Blurry vision and diabetes
Blurry vision can be due to diabetes — even if you’re not aware you have the disease.
Diabetes can cause temporary or permanent changes in the lens and the retina of the eye, depending on how severe the condition is and how long you’ve had it.
Hyperglycemia and hypoglycemia
The blood sugar spikes (hyperglycemia) associated with diabetes is a common cause of blurred vision among diabetics. When blood sugar levels are too high, the lens inside the eye retains water and starts to swell.
The normally clear lens sits directly behind the pupil and helps you focus on objects. Since light has to pass through the lens before it can be focused on the retina, the result of this swelling is blurry vision.
Low blood sugar (hypoglycemia) can also lead to blurry vision, but for an entirely different reason. Instead of directly affecting your eye, low blood glucose can temporarily affect the way your brain receives and interprets your vision. This is what causes your eyesight to appear blurred.
These forms of blurry vision make the world around you appear out of focus and harder to interpret. If you wear prescription glasses or contact lenses, the effect can be similar to what you might experience when you aren’t wearing your corrective lenses.
In these cases, your level of blurry vision will be roughly the same in the morning, at night and throughout the day.
Blurry vision can be experienced by people with Type 1 or Type 2 diabetes. Although each type of the disease has a unique effect on insulin and a different underlying cause, Type 1 and Type 2 diabetes can both raise and lower your blood sugar. When it shifts to an abnormal level, blurred vision can follow.
Does blurry vision from diabetes go away?
Experiencing blurry vision as a result of diabetes can feel unsettling. Naturally, one of the first things you might ask yourself is how long it’s going to last.
When the visual disturbance is caused by hyperglycemia or hypoglycemia alone, your blurry vision should go away with time and regulation of your blood sugar. It can take several weeks for your blood sugar level — and with it, your vision — to return to normal. But the effect may only be temporary.

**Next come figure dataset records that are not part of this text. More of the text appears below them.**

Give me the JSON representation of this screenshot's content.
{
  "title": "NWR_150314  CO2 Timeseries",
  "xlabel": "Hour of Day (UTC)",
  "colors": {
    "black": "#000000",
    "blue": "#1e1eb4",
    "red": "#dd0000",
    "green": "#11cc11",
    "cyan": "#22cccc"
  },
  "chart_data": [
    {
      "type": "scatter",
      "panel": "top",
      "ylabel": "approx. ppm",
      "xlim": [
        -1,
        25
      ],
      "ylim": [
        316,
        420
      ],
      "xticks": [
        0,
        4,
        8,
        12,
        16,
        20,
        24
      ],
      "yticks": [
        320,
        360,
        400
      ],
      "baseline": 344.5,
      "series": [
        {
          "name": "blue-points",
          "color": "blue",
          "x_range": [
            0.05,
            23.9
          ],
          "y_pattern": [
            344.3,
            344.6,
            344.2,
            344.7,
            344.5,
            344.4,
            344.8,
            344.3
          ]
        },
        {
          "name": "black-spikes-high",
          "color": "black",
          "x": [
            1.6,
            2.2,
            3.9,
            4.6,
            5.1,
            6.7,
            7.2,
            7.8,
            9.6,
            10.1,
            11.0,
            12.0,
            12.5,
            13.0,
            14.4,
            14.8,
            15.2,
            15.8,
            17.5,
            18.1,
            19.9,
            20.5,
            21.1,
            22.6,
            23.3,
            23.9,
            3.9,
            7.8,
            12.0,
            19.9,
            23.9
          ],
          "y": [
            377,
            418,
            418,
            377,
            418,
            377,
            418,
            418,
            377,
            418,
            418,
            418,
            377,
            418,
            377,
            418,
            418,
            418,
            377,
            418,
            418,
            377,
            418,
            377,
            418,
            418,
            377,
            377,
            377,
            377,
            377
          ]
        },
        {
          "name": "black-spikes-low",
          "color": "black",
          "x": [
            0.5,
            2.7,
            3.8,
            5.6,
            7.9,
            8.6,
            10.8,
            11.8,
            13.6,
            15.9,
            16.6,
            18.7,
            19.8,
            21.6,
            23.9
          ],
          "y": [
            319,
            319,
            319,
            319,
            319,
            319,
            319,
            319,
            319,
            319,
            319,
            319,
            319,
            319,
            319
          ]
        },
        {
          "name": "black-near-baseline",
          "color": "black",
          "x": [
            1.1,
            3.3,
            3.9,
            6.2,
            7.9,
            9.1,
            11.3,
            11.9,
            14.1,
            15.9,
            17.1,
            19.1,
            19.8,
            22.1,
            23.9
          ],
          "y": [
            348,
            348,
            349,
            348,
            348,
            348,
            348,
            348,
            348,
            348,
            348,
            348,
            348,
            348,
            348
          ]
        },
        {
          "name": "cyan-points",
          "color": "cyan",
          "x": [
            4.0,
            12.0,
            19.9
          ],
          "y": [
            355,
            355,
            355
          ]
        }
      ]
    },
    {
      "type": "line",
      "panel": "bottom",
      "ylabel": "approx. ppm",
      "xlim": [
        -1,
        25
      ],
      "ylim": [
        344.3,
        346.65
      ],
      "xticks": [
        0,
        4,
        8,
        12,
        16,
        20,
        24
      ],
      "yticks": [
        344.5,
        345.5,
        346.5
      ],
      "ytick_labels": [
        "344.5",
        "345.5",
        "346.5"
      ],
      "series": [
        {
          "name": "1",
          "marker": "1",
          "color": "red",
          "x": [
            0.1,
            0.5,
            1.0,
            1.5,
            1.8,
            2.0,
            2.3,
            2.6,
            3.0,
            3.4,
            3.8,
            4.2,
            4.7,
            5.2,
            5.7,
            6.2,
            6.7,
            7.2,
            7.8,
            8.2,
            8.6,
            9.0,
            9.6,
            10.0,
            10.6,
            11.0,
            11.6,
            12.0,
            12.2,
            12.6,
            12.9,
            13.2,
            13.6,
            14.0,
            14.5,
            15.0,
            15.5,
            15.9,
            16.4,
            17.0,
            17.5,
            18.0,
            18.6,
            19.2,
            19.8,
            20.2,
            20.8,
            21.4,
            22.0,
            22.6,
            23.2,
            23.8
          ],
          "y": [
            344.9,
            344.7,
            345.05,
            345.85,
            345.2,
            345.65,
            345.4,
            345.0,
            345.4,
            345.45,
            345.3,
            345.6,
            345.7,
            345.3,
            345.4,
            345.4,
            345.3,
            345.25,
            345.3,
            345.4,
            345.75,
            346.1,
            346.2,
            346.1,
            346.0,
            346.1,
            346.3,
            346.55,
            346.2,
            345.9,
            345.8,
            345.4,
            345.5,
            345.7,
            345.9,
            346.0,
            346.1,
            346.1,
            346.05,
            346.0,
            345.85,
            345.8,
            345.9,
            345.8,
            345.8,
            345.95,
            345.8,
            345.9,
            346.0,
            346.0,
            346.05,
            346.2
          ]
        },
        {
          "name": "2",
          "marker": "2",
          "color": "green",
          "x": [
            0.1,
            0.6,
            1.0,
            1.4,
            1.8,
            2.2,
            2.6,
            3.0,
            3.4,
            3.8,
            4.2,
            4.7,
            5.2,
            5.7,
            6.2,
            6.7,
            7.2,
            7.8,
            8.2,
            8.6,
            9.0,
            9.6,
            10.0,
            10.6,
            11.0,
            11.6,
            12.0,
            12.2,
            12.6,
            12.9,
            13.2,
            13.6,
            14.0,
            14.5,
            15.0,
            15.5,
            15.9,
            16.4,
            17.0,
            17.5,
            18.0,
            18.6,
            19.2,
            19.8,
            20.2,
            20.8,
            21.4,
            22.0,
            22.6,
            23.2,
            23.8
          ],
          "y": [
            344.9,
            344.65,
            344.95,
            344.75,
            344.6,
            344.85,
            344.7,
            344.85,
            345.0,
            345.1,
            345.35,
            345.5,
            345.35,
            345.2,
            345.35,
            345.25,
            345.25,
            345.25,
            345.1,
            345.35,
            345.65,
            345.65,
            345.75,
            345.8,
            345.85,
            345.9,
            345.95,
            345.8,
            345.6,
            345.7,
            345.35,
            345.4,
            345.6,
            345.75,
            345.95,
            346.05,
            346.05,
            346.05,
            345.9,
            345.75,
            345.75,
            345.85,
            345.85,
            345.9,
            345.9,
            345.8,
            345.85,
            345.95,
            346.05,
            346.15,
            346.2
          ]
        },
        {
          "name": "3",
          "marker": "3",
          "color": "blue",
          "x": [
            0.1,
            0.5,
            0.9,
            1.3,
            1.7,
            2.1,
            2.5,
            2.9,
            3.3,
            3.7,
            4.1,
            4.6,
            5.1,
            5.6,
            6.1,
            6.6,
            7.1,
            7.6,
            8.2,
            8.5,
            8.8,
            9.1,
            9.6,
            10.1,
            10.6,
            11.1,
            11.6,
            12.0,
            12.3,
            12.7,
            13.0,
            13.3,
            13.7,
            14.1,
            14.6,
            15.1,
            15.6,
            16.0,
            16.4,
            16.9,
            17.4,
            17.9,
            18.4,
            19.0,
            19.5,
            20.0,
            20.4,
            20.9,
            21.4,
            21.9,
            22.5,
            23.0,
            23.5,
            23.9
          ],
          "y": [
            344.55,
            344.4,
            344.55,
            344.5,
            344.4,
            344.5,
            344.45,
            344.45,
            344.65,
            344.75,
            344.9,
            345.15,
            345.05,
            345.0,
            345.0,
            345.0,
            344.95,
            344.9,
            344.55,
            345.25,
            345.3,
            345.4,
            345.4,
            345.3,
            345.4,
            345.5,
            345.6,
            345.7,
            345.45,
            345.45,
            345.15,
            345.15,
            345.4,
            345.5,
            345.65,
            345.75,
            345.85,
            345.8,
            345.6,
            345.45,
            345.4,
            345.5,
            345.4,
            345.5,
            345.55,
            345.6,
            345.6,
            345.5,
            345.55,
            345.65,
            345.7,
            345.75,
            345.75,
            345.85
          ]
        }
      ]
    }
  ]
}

Blurred vision can come and go any time your blood sugar level fluctuates. If you have diabetes and experience blurry vision (even if it goes away), speak with your doctor.
Diabetic eye conditions that can cause blurred vision
While blurry vision due to blood sugar levels is mostly temporary, diabetes can also lead to separate, more serious eye conditions.
Diabetes can cause damage to the retina and blood vessels in the back of the eye. This is known as diabetic retinopathy. Blurred vision is a symptom, but people usually experience fluctuating vision instead of a constant blur.
The term “retinopathy” means that the retina has been damaged in some way. When the retina is damaged, blurry vision, and eventually vision loss, can occur.
When this happens, blurry vision will not go away. But with the help of diabetic retinopathy treatment, damage can often be slowed or stopped, reducing the risk of any further vision loss.
Cataracts, another common cause of blurry vision, can also occur when blood sugar changes due to diabetes cause the lens of the eye to become cloudy over time. Blurred vision tends to be one of the earlier signs of cataracts, along with slightly fading colors, increased glare and difficulty seeing at night.
Less commonly, diabetes can also lead to a serious form of glaucoma called acute angle-closure glaucoma. It happens when the pressure inside your eye rises very quickly.
In addition to blurry vision, angle-closure glaucoma can cause very noticeable, immediate symptoms, including severe eye pain, nausea and vomiting. If this happens to you, seek medical care immediately.
SEE RELATED: Different types of diabetic eye problems
Keep in touch with your eye doctor
Frequent check-ups with your eye doctor are critical to ensuring any eye damage is diagnosed and treated as early as possible. Retinopathy can start long before you notice visual symptoms, including blurry vision.
Be sure to schedule a comprehensive eye exam with an optometrist or ophthalmologist if you have diabetes and haven’t seen an eye doctor in a while.